Now, a handful of bills introduced in Congress see to create a more transparent EEOC.

  • R. 4959 addresses the issue before the Supreme Court this term in Mach Mining LLC v. EEOC, and would amend Title VII to permit court review of the EEOC’s actions to see whether the Commission engaged “good faith” pre-suit conciliation efforts with employers to settle discrimination charges. H.R. 4959 would also make the EEOC disclose on its website the details of every lawsuit it files, including how individual EEOC commissioners voted on whether to sue, and the details of all cases where a court awarded attorneys’ fees or imposed sanctions against the Commission. For example, the EEOC was severely criticized for its conduct by the Fourth Circuit in EEOC v. Propak Logistics, Inc., 746 F.3d 145 (4th Cir. 2014), with the court upholding dismissal of the case on the equitable doctrine of laches, and ordering the EEOC to pay the employer’s attorneys’ fees.
  • R. 5422 would require that EEOC Commissioners approve or reject the Agency’s filing of any lawsuit involving multiple plaintiffs (systemic discrimination “pattern or practice” cases) by majority vote. The Bill would prevent the Commissioners from delegating responsibility for deciding whether to sue to the EEOC’s general counsel.
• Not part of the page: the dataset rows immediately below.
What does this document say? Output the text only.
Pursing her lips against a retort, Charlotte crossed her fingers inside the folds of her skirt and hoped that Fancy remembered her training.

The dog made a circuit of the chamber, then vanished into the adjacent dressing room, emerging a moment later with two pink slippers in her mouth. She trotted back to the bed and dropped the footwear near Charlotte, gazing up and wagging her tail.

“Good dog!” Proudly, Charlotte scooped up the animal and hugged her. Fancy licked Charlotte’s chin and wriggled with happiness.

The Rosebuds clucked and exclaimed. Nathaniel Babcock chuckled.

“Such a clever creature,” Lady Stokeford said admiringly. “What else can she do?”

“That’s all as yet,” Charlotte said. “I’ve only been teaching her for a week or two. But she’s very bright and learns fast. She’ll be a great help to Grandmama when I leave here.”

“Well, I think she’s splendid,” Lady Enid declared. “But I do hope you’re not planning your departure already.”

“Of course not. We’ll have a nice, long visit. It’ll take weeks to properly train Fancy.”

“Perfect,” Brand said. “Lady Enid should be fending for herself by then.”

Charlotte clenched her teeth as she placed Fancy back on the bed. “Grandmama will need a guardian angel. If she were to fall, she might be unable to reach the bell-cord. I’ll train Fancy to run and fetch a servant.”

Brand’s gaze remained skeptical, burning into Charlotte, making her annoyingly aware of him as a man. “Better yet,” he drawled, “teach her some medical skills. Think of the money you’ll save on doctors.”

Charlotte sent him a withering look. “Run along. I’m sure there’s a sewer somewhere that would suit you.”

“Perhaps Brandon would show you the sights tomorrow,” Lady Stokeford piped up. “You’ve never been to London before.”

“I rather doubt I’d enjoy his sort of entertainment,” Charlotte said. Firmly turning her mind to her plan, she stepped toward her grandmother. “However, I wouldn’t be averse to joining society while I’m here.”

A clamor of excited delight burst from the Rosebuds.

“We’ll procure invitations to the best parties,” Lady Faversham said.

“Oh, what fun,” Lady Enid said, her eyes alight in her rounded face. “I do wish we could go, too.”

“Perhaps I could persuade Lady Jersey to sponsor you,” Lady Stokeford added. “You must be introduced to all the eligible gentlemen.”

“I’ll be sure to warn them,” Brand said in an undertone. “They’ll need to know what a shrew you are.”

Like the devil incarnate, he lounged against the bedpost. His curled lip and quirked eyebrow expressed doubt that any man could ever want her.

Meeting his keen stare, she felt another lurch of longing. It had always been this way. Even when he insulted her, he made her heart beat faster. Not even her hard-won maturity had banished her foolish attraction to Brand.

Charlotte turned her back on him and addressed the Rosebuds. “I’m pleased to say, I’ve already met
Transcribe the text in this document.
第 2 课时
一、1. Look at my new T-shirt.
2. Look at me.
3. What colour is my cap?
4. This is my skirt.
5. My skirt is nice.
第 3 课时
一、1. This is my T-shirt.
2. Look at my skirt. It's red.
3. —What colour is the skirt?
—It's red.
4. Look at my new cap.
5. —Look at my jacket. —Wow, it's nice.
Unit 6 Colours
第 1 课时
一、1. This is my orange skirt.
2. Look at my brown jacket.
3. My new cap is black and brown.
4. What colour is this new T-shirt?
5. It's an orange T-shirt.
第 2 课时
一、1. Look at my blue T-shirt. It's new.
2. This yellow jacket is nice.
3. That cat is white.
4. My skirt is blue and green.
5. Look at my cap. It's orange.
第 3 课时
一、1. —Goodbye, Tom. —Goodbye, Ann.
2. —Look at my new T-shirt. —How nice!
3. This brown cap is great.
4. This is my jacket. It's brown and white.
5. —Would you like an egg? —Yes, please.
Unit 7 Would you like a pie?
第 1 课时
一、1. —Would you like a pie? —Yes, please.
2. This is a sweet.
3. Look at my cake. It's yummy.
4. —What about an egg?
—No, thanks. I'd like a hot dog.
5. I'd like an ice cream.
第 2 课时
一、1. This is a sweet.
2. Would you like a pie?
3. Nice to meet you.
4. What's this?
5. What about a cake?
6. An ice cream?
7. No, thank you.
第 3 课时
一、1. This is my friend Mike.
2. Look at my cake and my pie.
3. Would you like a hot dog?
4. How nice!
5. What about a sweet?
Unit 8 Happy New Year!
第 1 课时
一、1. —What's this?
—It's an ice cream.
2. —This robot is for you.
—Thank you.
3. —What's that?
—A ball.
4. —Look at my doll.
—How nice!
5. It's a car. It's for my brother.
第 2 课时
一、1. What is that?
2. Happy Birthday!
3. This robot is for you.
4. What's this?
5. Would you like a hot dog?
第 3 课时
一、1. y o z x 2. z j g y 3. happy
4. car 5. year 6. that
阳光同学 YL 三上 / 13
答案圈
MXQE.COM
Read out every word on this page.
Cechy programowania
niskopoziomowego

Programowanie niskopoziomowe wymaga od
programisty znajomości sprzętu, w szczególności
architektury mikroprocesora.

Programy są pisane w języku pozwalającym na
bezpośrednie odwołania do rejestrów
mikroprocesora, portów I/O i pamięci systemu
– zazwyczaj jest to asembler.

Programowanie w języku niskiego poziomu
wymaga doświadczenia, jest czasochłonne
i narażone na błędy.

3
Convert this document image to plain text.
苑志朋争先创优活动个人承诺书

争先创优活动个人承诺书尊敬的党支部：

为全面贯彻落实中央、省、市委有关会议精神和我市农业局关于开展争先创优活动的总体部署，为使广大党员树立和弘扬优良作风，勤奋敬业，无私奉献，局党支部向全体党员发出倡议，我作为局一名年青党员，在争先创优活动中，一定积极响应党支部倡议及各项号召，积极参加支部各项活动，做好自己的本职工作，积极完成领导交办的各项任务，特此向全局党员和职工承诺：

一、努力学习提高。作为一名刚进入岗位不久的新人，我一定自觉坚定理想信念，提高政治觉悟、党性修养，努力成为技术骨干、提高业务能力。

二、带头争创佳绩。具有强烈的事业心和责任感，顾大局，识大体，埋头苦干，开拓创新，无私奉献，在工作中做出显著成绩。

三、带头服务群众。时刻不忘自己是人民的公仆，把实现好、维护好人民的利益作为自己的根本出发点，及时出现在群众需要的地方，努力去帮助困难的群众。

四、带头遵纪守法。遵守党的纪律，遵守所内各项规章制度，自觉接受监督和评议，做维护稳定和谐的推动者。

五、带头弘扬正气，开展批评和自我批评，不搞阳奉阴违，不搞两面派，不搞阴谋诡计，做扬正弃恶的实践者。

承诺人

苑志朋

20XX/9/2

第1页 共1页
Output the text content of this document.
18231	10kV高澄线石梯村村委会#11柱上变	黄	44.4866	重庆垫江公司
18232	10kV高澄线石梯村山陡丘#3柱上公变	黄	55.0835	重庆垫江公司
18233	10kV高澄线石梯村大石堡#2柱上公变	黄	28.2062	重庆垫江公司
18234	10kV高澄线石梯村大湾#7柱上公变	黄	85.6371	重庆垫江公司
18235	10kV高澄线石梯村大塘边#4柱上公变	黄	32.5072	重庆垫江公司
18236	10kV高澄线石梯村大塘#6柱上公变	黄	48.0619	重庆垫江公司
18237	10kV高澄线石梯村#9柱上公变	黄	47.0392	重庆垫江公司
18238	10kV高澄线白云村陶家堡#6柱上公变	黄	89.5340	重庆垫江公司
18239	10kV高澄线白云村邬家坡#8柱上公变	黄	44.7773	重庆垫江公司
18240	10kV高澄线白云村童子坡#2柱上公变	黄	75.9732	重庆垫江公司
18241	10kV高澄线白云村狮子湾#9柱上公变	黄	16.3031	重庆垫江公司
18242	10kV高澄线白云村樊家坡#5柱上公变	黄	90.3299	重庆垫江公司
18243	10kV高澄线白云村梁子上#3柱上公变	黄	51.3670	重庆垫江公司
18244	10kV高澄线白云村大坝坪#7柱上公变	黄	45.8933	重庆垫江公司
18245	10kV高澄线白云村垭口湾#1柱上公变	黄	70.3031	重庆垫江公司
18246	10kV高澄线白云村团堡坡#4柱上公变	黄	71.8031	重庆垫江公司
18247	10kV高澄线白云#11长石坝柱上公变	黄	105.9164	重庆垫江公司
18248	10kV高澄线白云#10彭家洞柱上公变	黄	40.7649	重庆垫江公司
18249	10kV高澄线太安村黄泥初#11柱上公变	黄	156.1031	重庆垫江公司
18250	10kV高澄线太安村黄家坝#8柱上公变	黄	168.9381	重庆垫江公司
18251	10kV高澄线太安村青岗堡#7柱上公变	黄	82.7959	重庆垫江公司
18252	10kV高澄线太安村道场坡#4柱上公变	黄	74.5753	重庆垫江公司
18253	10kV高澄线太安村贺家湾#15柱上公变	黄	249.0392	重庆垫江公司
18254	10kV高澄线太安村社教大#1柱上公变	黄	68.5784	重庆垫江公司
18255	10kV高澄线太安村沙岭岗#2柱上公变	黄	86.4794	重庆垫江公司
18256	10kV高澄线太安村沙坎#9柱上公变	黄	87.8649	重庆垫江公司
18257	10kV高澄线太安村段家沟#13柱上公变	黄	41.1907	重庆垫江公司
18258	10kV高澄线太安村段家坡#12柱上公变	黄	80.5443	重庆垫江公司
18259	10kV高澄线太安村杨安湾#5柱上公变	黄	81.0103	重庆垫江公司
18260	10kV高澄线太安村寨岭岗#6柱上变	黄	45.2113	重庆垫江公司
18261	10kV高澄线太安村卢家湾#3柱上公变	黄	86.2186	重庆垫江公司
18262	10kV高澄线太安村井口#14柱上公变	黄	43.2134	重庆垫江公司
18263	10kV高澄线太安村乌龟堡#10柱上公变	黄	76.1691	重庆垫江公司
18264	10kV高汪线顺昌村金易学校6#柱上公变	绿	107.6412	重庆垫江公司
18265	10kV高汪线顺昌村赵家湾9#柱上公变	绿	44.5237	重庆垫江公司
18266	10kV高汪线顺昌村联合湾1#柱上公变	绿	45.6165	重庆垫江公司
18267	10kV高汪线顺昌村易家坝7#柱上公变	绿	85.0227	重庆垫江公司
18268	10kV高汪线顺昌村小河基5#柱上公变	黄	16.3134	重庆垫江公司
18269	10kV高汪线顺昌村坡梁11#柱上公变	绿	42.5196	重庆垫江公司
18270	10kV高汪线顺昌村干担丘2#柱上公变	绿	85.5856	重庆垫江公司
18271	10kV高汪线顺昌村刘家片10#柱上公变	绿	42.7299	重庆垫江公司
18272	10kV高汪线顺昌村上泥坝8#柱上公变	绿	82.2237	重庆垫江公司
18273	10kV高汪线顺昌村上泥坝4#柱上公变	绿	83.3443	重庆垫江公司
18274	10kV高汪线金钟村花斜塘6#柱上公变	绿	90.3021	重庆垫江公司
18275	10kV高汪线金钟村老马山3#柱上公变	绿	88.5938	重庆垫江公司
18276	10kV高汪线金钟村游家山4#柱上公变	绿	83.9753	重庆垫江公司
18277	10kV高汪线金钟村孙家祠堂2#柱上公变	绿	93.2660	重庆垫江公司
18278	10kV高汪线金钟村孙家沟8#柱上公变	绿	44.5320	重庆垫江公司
  • R. 5423 would create a safe harbor for employers, insulating them from Title VII liability if they are following other federal, state or local laws that compel criminal or credit background checks. Addressing criminal background checks is a high priority for the current EEOC.   A recent case from Maryland, EEOC v. Freeman, 961 F. Supp. 2d 783 (D. Md. 2013), granted summary judgment in favor an employer in such a case. The Fourth Circuit will hear oral argument on the EEOC’s appeal on October 29.

No action is expected on these Bills before Congress adjourns, and they have been criticized as Republican grandstanding before the mid-term elections. But the Bills do raise valid points, and may suggest that more concerted efforts will be made to “rein in” the EEOC in the next Congress.